Prenant naissance à la fin de l’année 2016, la crise politique et sécuritaire au Nord-ouest et au Sud-ouest du Cameroun, est passée de la crise politique à une crise sécuritaire de grande envergure. Le gouvernement de Yaoundé ayant pris des mesures (drastiques) pour ramener l’ordre dans ces deux régions du pays, s’est trouvé confronter à des milices locales, défendant une certaine nation Ambazonienne [1]. Depuis la transformation de cette crise politique en conflit armé, mené par des combattants indépendantistes et réprimé par l’armée nationale [2], les violences au Nord-ouest et Sud-ouest du Cameroun secouent non seulement l’opinion nationale, mais aussi la communauté internationale. Les avis se trouvent divisés quant-à la qualification juridique de ce conflit.

D’aucuns pensent que, ces crises violentes sont constitutives de troubles internes, tandis que d’autres le qualifient de Conflit armé international. Face à ces différentes qualifications oscillantes, il sied de tabler sur le problème et de retenir la position qui reflète la réalité juridique de ces violences.
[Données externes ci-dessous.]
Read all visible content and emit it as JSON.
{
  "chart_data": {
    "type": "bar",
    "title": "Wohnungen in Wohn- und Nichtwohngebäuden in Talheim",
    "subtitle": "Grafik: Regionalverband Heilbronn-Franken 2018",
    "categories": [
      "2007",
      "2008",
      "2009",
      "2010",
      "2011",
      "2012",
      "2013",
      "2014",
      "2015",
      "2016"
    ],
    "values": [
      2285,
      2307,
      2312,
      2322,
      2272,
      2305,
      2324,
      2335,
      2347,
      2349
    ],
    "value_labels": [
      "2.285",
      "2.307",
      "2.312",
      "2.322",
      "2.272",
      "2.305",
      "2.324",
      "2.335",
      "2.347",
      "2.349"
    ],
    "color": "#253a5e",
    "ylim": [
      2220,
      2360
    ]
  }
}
Cet article propose les dilemmes de la qualification juridique des violences au Nord-ouest et Sud-ouest du Cameroun. Il vise d’abord à montrer comment les différentes approches de ces violences peuvent être interprétées compte tenu des évolutions de la pratique juridique internationale. Il convient à cet égard d’exposer les différentes approches de ces violences, en rapport avec les normes du droit international des conflits non armés. L’exposé de ces différentes approches mènera ensuite vers divers cas de qualification controversée. La réalité des violences au Nord-ouest et Sud-ouest du Cameroun est en effet complexe que le modèle décrit en droit international humanitaire.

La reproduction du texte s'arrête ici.